Some long months later, after healing up and sorting through the UFC’s event calendar, he stumbled across UFC 181. The last big show of the year, on the very December 6 that would’ve been Hailey’s 24th birthday.

"When I saw that date, it just gave me chills, it gave me goosebumps and I knew that that had to be the day that I had to return. I had to fight on that day.”

Amidst the superficial illusion that is the Las Vegas strip, the direction that Samman’s life was about to take would be decided once and for all. He might’ve been booked to compete on the prelim portion of an event that had no shortage of title bouts or star power, but likely there was no fighter on the card who had so much at stake, whose life would change so drastically solely depending on the end result of their fight.  

With reignited fire, Samman returned to the gym once again, not-yet-healed hamstring be damned. Adapting was key.

“The only way I’ve ever gotten injured is by wrestling and by grappling. I didn’t want that to happen; I just lifted weights, did my cardio, hit mitts, sparred every now and then. And practiced a lot of kickboxing.”
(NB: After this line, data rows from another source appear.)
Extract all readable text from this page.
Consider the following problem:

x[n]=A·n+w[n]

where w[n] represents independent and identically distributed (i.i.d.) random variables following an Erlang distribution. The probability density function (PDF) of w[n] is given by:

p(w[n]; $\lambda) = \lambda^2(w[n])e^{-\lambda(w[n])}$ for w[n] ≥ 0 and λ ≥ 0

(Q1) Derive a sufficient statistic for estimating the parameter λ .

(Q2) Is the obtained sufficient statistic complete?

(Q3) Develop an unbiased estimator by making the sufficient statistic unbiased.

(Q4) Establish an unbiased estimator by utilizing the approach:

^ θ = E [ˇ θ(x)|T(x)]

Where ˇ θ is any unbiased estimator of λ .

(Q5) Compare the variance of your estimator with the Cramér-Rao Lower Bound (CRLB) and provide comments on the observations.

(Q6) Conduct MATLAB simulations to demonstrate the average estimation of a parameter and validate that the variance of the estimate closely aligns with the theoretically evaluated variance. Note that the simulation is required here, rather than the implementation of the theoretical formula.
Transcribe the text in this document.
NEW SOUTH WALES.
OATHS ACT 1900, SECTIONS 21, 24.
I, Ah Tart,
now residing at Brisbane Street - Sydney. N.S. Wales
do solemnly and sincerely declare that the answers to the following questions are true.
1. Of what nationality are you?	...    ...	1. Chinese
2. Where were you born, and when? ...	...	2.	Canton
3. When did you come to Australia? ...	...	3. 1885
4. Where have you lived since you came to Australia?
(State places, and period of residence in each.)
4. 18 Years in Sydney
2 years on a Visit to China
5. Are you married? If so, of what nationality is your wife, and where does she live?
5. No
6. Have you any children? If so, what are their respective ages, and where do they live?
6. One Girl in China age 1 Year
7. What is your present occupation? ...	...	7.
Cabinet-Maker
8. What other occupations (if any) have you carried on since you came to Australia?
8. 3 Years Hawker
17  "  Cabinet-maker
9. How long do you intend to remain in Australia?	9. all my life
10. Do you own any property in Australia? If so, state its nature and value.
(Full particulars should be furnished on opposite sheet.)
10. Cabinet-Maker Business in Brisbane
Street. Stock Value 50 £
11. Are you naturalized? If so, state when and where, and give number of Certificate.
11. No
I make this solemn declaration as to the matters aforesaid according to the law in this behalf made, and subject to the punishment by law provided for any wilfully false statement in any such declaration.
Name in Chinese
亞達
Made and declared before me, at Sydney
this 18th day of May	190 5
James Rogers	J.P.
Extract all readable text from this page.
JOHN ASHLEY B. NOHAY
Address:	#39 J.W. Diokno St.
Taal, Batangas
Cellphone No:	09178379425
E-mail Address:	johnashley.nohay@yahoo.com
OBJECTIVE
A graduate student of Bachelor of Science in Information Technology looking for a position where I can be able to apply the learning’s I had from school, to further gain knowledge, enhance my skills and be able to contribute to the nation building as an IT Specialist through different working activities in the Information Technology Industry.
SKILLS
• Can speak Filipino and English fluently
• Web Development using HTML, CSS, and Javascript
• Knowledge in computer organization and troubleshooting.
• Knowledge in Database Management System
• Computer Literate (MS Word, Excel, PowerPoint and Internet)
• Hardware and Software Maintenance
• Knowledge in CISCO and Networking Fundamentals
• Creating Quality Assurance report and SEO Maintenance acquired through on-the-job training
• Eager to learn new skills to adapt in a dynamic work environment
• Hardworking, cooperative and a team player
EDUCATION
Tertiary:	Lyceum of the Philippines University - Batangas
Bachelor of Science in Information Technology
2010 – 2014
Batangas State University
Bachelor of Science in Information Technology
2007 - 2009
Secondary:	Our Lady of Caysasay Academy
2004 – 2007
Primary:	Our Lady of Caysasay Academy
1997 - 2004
He particularly practiced the left kick. Finishing that fight, and with it the darkest portion of his life, with the leg that had almost given up on him would be the most meaningful way to transition to the next period of his life, he decided. Having Hailey’s initials – H and K – tattooed on his rib despite his aversion of ink, would make the knockout via head kick all the more poetic if he could in fact pull it off. He had set the stage; now he just had to take full advantage of the opportunity. When Samman touched down in Vegas, he was as ready as he could’ve been and as unprepared as he could’ve been.

***

“My lover’s got humor, she’s the giggle at the funeral,” Hozier’s “Take me to Church” blasts trough the speakers in the still half-empty Mandalay Bay Events Center during UFC 181’s preliminary card.

Samman had visualized walking out to this song a thousand times in his mind, yet that moment had seemed so far out of reach for so long that he was unsure if he would ever get there. Now he is indeed standing in the tunnel, one last moment of calm, every hair on his body standing up, with only a thin curtain separating him from the crowd’s electric energy inside the arena bowl.

“Knows everybody’s disapproval, I should’ve worshipped her sooner.”

The production crew pulls away the curtain and Samman sprints into the dazzling spotlight, screaming at the top of his lungs.

“If the heavens ever did speak, she’s the last true mouthpiece.”

One last 15-yard run, shaking off the camera crew and leaving security staff behind, and he has finally, finally arrived. No matter how tough the task ahead, he is ready to take on life and all its challenges again.